Mersin’de, Akdeniz Belediyesi şiddete maruz kalan ve travma yaşayan çocukların kendi görüşlerini ifade etmelerine olanak sağlayan bir çalışma başlattı. Proje çocukların katılım hakkını güçlendirmeyi amaçlıyor.
Akdeniz Belediyesi Çocuk ve Gençlik Sağlık Danışma Merkezi şiddete maruz kalan ve travma yaşayan çocuklara yönelik olarak bir proje başlattı.
Proje çerçevesinde başlayan etkinlikte, çoğunluğu cezaevinde hak ihlaline uğrayan çocuklar yaşadıkları travmaları anlattı, TBMM’ye yansımasını istedikleri taleplerini sıraladı
Şimdi Barış ve Özgürlük İçin Oyun Zamanı: Çocuklar Konuşuyor başlığı altında düzenlenen etkinlik katılımcıların risk altında olan, hak ihlaline uğrayan, sokakta çalışan, gözaltı ve cezaevi deneyimi olan, kamusal yaşam ve aile içinde şiddet gören çocuk ve gençlerle bir araya gelmesini sağlıyor.
Katılım hakkı
Akdeniz Belediyesi Çocuk ve Gençlik Sağlık Danışma Merkezi’nden Dr. Didem Gediz Gelegen projenin amacını “toplumsal yaşamda göz ardı edilen çocukların, kendi görüşlerini ifade etmelerine olanak sağlamak ve katılım haklarını kullanabilmelerini güçlendirmek” olarak tanımlıyor.
“Bu beraberlikle çocuklarla beraber gülmeyi, yazmayı, gezmeyi, konuşmayı, gezmeyi, yorulmayı, yeni insanlar tanımayı amaçladık.
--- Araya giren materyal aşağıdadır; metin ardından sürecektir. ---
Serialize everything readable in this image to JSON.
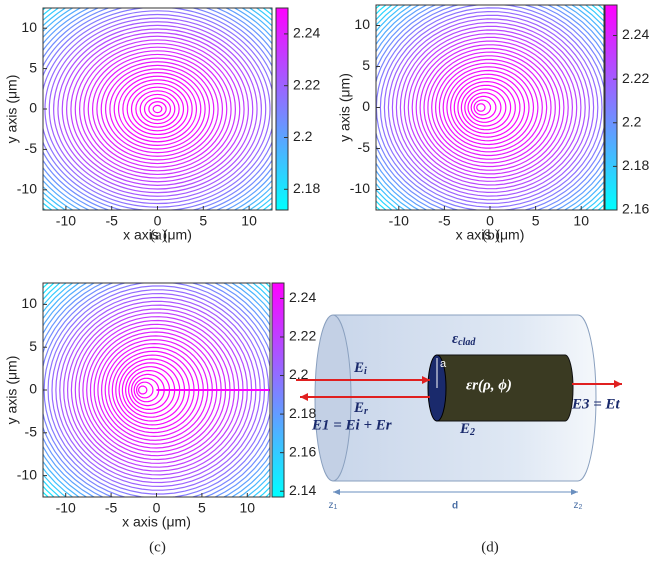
{
  "chart_data": [
    {
      "type": "contour",
      "caption": "(a)",
      "xlabel": "x axis (μm)",
      "ylabel": "y axis (μm)",
      "xlim": [
        -12.5,
        12.5
      ],
      "ylim": [
        -12.5,
        12.5
      ],
      "xticks": [
        -10,
        -5,
        0,
        5,
        10
      ],
      "yticks": [
        -10,
        -5,
        0,
        5,
        10
      ],
      "clim": [
        2.172,
        2.25
      ],
      "cticks": [
        2.18,
        2.2,
        2.22,
        2.24
      ],
      "colormap": [
        "#00ffff",
        "#ff00ff"
      ]
    },
    {
      "type": "contour",
      "caption": "(b)",
      "xlabel": "x axis (μm)",
      "ylabel": "y axis (μm)",
      "xlim": [
        -12.5,
        12.5
      ],
      "ylim": [
        -12.5,
        12.5
      ],
      "xticks": [
        -10,
        -5,
        0,
        5,
        10
      ],
      "yticks": [
        -10,
        -5,
        0,
        5,
        10
      ],
      "clim": [
        2.16,
        2.254
      ],
      "cticks": [
        2.16,
        2.18,
        2.2,
        2.22,
        2.24
      ],
      "colormap": [
        "#00ffff",
        "#ff00ff"
      ]
    },
    {
      "type": "contour",
      "caption": "(c)",
      "xlabel": "x axis (μm)",
      "ylabel": "y axis (μm)",
      "xlim": [
        -12.5,
        12.5
      ],
      "ylim": [
        -12.5,
        12.5
      ],
      "xticks": [
        -10,
        -5,
        0,
        5,
        10
      ],
      "yticks": [
        -10,
        -5,
        0,
        5,
        10
      ],
      "clim": [
        2.137,
        2.248
      ],
      "cticks": [
        2.14,
        2.16,
        2.18,
        2.2,
        2.22,
        2.24
      ],
      "colormap": [
        "#00ffff",
        "#ff00ff"
      ]
    }
  ],
  "diagram": {
    "caption": "(d)",
    "eps_clad": {
      "base": "ε",
      "sub": "clad"
    },
    "eps_r": "εr(ρ, ϕ)",
    "e_i": {
      "base": "E",
      "sub": "i"
    },
    "e_r": {
      "base": "E",
      "sub": "r"
    },
    "e_2": {
      "base": "E",
      "sub": "2"
    },
    "e_1": "E1 = Ei + Er",
    "e_3": "E3 = Et",
    "a": "a",
    "z1": {
      "base": "z",
      "sub": "1"
    },
    "z2": {
      "base": "z",
      "sub": "2"
    },
    "d": "d"
  }
}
Çocukların barışın inşasında ve kendi yaşamlarının aktif özneleri olma yolunda güçlerine inancımız her geçen gün artarak büyüyor.”
Polis baskısı
Gönüllü katılımlarla sürdürülecek bir dizi etkinliğin ilkinde dün BDP Mersin Milletvekili Ertuğrul Kürkçü de bulundu.
Çocuklarla sohbet etmeden önce konuşan Kürkçü, “Türkiye’de, özellikle Kürtlerin büyük kentlere göçertilmiş kesimleri üzerinden halkı çaresiz ve tesirsiz bırakma, örgütlenme ve siyasi mücadeleye atılmalarını frenlemek açısından gençlerden ve çocuklardan başlayarak, ev işlerine kadar sirayet ettirilen bir genel gözetleme-kontrol, baskı altında tutma, caydırma, satın alma, ajanlaştırma gibi yönlerden sürüp giden bir faaliyet var” dedi.
Kürkçü konuşmasında aile, mahalle ve okulda yaşanan polis baskısı sonucu 13-18 yaşlarındaki çocukların psikolojik dengesizlik, korku ve travmayla karşı karşıya kaldıklarını da hatırlattı.
“Türkiye’de, ailelerin çocukları ile olan ilişkileri, çocukların okulla ve sivil hayatla olan ilişkileri bakımından polise verilmiş herhangi bir düzenleyici rol yok. Buna rağmen polis, genel olarak ailelerin efendisi, mahallelerin efendisi, okulların efendisi rolünü kendisine giderek artan bir biçimde ve keyfi bir tarzda talim ediyor.
“Bu yardımdan çok, -ki bu ailelere hiçbir yardım yapıldığı da söylenemez- polisin kendi kendine yardımı. Tırnak içinde, ‘potansiyel suçluları’ önceden keşfetmek, bunları listelemek, sistematik bir biçimde takip etmek ve yıldırmak için kurulduğu anlaşılan bir gayri-resmi, enformel bir mekanizma var.”